Long-form reports thrive in a time of clickbait journalism

February 05, 2018 12:15 am | Updated 12:15 am IST

Man sitting on globe with the Laptop. On Top of the World.

Man sitting on globe with the Laptop. On Top of the World.

A myth that has captured the imagination of the managerial class is that our attention spans are shrinking in this digital era. Last year, the BBC carried a story, “ Busting the attention span myth ”, which showed that the oft-citied statistic of the average attention span being down from 12 seconds in 2000 to eight seconds now is not based on any real research. This particular number was from a 2015 report by the Consumer Insights team of Microsoft Canada, which surveyed 2,000 Canadians and also studied the brain activity of 112 people as they carried out various tasks, the report said.
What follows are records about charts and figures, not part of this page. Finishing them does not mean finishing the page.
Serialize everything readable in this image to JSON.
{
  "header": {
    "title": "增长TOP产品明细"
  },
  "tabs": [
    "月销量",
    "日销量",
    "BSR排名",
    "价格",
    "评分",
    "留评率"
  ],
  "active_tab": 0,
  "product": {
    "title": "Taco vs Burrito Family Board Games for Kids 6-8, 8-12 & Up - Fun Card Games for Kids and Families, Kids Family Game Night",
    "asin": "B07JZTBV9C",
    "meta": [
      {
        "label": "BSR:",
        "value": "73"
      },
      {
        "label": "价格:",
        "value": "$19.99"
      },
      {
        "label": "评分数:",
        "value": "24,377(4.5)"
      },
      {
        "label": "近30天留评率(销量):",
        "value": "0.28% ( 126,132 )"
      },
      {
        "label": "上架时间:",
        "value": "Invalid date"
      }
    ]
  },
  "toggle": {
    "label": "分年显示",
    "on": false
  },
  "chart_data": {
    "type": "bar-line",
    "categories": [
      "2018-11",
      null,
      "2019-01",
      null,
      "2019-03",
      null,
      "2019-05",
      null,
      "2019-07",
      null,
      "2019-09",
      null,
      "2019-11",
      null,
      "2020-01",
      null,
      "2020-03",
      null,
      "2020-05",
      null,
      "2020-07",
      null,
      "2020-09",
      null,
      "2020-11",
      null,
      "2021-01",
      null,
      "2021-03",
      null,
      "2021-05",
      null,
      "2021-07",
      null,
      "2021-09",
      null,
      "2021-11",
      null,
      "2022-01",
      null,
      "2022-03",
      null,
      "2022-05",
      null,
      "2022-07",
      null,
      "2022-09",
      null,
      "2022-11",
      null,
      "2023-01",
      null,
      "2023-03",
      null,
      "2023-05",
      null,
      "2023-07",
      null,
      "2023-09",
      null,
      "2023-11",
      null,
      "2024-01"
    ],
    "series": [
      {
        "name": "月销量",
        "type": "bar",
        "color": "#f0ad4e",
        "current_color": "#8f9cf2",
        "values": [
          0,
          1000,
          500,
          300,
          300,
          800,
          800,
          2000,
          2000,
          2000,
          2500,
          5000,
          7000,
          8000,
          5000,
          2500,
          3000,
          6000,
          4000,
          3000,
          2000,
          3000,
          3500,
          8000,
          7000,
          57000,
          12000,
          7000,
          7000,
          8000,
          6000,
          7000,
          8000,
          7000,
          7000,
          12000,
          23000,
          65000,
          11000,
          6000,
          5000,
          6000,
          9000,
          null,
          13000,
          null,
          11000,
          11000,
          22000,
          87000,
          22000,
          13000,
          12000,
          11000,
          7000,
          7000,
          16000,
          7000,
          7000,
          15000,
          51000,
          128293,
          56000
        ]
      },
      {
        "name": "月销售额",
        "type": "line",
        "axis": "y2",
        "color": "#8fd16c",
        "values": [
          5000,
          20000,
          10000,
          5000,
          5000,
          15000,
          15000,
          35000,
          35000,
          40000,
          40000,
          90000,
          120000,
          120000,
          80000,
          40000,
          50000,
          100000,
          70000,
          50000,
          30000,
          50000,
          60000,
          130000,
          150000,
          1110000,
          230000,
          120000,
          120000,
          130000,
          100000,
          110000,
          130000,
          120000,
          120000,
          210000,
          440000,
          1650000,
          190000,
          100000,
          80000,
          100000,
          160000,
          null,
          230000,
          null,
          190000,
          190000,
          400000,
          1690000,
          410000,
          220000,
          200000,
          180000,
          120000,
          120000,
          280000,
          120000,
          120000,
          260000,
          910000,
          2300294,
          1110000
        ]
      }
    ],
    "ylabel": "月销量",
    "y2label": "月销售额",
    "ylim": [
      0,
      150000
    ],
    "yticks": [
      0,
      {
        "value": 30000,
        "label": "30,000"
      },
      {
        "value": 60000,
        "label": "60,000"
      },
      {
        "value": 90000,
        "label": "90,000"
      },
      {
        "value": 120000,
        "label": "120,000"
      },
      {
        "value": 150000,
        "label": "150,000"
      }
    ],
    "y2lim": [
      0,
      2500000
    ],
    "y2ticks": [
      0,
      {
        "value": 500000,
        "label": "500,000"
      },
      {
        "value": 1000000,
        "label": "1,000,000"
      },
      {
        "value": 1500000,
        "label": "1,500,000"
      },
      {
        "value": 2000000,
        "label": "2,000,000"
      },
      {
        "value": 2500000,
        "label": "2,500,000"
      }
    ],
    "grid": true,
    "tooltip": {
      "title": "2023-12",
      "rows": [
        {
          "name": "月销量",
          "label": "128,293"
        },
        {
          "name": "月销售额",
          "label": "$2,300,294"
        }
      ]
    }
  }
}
The intriguing part is that the figure itself was not from Microsoft’s research; it was a citation from another source called ‘Statistic Brain’. The BBC reporter contacted two of the sources cited by Statistic Brain — the National Centre for Biotechnology Information at the U.S. National Library of Medicine, and the Associated Press — and neither could find any research that backed up the numbers. Statistic Brain chose not to speak to the BBC reporter, and other specialists who spoke to the reporter had no idea where the numbers came from either. However, the mythical statistic gained traction.

Journalism in the digital age

The focus in this digital age has moved from in-depth reporting to real-time tweeting and single-line news scrolls on television screens. Exhaustive reports have given way to information titbits that are often without a proper context. The emergence of clickbait journalism, which is far removed from the purpose of journalism, is one of the biggest disservices of the digital age. Debate has given way to personal slander and interrogation to bubble filters, inquisitiveness has been replaced by echo chambers, and dialogue has got trapped in algorithmic silos.

A couple of years ago, the Columbia School of Journalism hosted a conference called ‘The Future of Digital Longform’. Its aim was to look at pressing questions such as: Is form following function, or is the medium cannibalising the message? How can you maintain quality control? How do you make money? The fundamental premise of the conference was the flawed assumption that people’s attention spans would reduce over time.

Going against the grain

During this downward spiral, this paper retained its sense of commons. It’s time to celebrate this spirit of going against the grain to retain the core values of journalism. In July 21, 2014, in my column “ Clues to the future ”, I cited George Brock’s four journalistic tasks that will survive the digital disruption: verification, sense making, witness, and investigation. During this phase of searches for digital revenues and a reductionist approach to journalism, it is heartening to see The Hindu providing an answer to the media’s existential question: how can we stay relevant in this digital avalanche of information? It did not opt for clickbait journalism, but opened up its pages more for long-form journalism. Today, I can say with utmost certainty that The Hindu is the only paper in India which has about 20 pages dedicated to rigorous, long-form journalism a week. I was pleased when journalism students stopped me to praise the investigative report, “ A game of chicken: how India’s poultry farms are spawning global superbugs ” (Jan. 31, 2018), a collaborative venture between this newspaper and the Bureau of Investigative Journalism.

The best part about long-form journalism is that it brings back the importance of writing skills, literary flourishes, and locates the story within the larger framework of our world. It gives space to explore an issue in its entirety. The subject for investigation ranges from town planning to education, from public health to civil aviation. No discipline is taboo. Long-form pieces in TheHindu are not restricted only to the national pages or to the weekly feature called Ground Zero. Every State gets a full page (page 2 on Sundays) to investigate an issue. Investigative journalism here does not cut corners, does not employ devious methods, refrains from using any of the elements of sting journalism, and forces reporters to follow the first principles of journalism. And in doing so, these long-form reports have effectively called out the lie perpetuated by clickbait journalism.